If possible, West said she hopes the students will be able to visit Santiago later in the year. Coordinating this, however, involves communicating with hotels, travel agencies, airlines and the businesses the students were supposed to visit.

“Ideally, we would look at the week after commencement because we actually have three trips going then,” West said. “We might look to just move it to that block and hope it works for most of the students.”

Students who were part of the group headed to Santiago said they are disappointed the program has been canceled but are hopeful that they might get to go later.

Garrett Weiss, a freshman majoring in business administration, said many of the students were actually eager to go to Chile right after the earthquake because of the possibility of assisting with humanitarian efforts.

“Obviously we wouldn’t be going just to do everything we had planned if we went after the earthquake; we’d probably be helping, which everyone was really excited about as well,” Weiss said.

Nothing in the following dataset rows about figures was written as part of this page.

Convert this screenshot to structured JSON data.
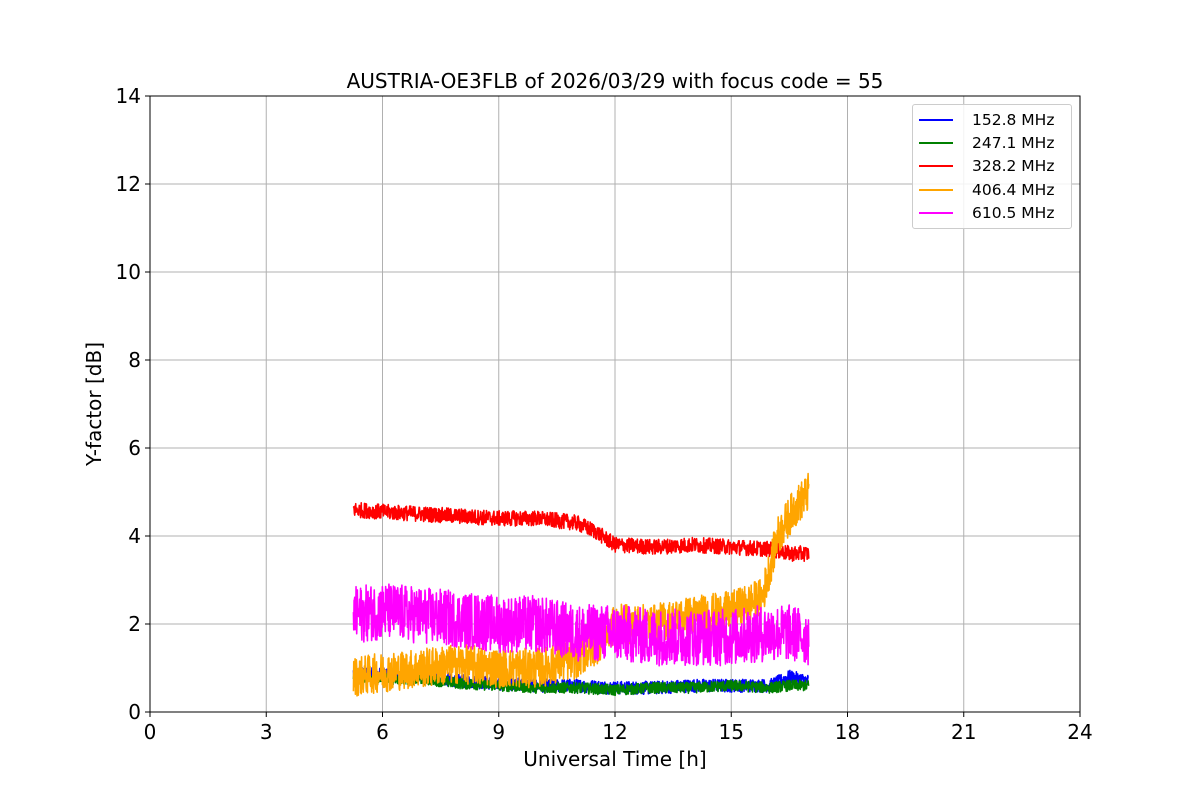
{
  "chart_data": {
    "type": "line",
    "title": "AUSTRIA-OE3FLB of 2026/03/29 with focus code = 55",
    "xlabel": "Universal Time [h]",
    "ylabel": "Y-factor [dB]",
    "xlim": [
      0,
      24
    ],
    "ylim": [
      0,
      14
    ],
    "xticks": [
      0,
      3,
      6,
      9,
      12,
      15,
      18,
      21,
      24
    ],
    "yticks": [
      0,
      2,
      4,
      6,
      8,
      10,
      12,
      14
    ],
    "grid": true,
    "legend_position": "top-right",
    "series": [
      {
        "name": "152.8 MHz",
        "color": "#0000ff",
        "x": [
          5.25,
          6,
          7,
          8,
          9,
          10,
          11,
          12,
          13,
          14,
          15,
          16,
          16.5,
          17.0
        ],
        "y": [
          0.9,
          0.85,
          0.8,
          0.7,
          0.65,
          0.6,
          0.6,
          0.55,
          0.55,
          0.6,
          0.6,
          0.6,
          0.8,
          0.7
        ],
        "noise": 0.3
      },
      {
        "name": "247.1 MHz",
        "color": "#008000",
        "x": [
          5.25,
          6,
          7,
          8,
          9,
          10,
          11,
          12,
          13,
          14,
          15,
          16,
          16.5,
          17.0
        ],
        "y": [
          0.8,
          0.75,
          0.75,
          0.65,
          0.6,
          0.55,
          0.55,
          0.5,
          0.55,
          0.55,
          0.6,
          0.55,
          0.6,
          0.6
        ],
        "noise": 0.25
      },
      {
        "name": "328.2 MHz",
        "color": "#ff0000",
        "x": [
          5.25,
          6,
          7,
          8,
          9,
          10,
          10.5,
          11,
          11.5,
          12,
          13,
          14,
          15,
          16,
          16.5,
          17.0
        ],
        "y": [
          4.6,
          4.55,
          4.5,
          4.45,
          4.4,
          4.4,
          4.35,
          4.3,
          4.1,
          3.8,
          3.75,
          3.8,
          3.75,
          3.7,
          3.6,
          3.6
        ],
        "noise": 0.35
      },
      {
        "name": "406.4 MHz",
        "color": "#ffa500",
        "x": [
          5.25,
          6,
          7,
          8,
          9,
          10,
          11,
          11.5,
          12,
          13,
          14,
          15,
          15.8,
          16.2,
          16.6,
          17.0
        ],
        "y": [
          0.8,
          0.9,
          1.0,
          1.1,
          1.0,
          1.0,
          1.2,
          1.5,
          2.0,
          2.0,
          2.2,
          2.3,
          2.6,
          4.0,
          4.6,
          5.0
        ],
        "noise": 0.9
      },
      {
        "name": "610.5 MHz",
        "color": "#ff00ff",
        "x": [
          5.25,
          6,
          7,
          8,
          9,
          10,
          11,
          12,
          13,
          14,
          15,
          16,
          16.5,
          17.0
        ],
        "y": [
          2.2,
          2.3,
          2.2,
          2.1,
          2.0,
          2.0,
          1.8,
          1.8,
          1.7,
          1.7,
          1.7,
          1.8,
          1.8,
          1.7
        ],
        "noise": 1.3
      }
    ]
  }
}
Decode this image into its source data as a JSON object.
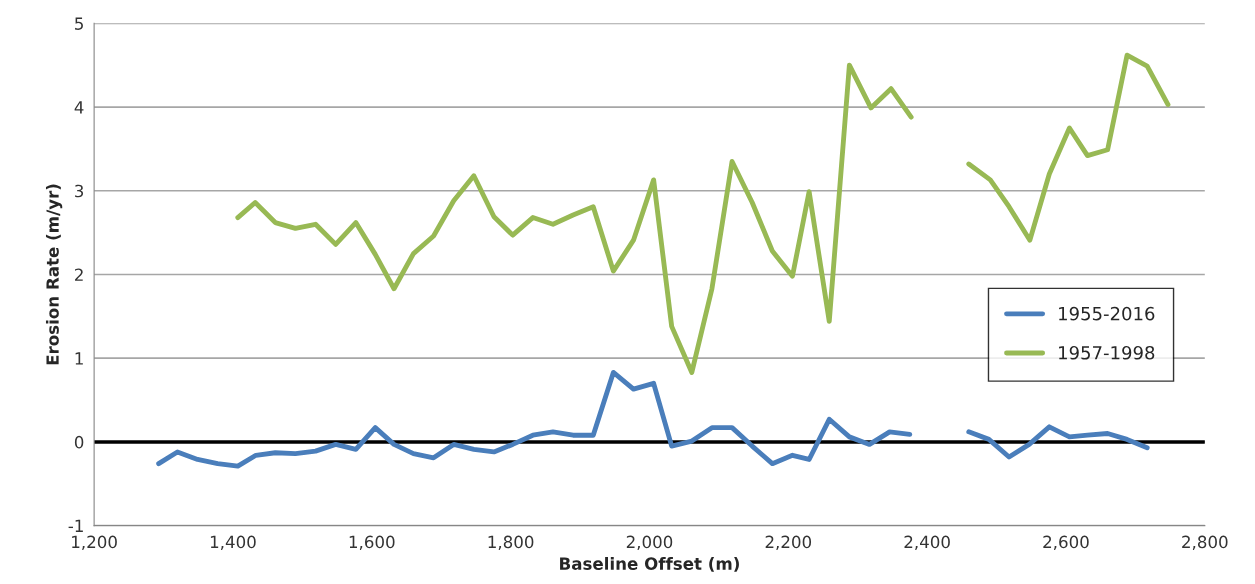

Laura Gardiner, a freshman majoring in business administration, said she was disappointed because the group has spent the whole semester learning about Chile, and they were anxious to visit and apply their knowledge.

“I was disappointed … in the sense that we’ve been learning about Chile, so I’ve been really excited to go to Chile and South America in general,” Gardiner said.

Going to a different location in March would be difficult, as many require specific visas, Gardiner noted, and she said she hopes the trip happens later in the year.

“I’m hoping that the trip is just going to get moved to May, but then the other problem is that people who picked March trips pick them because they can’t go in May,” she said.

Weiss, however, said he is willing to go anywhere Marshall might send him in March.

“It’s kind of exciting to know that we’re going somewhere but have no idea where we’re going,” he said.

West said Marshall hopes to notify students by the end of the week as to what the alternative plan will be.

This would have been the third time students in the LINC program have traveled to Chile.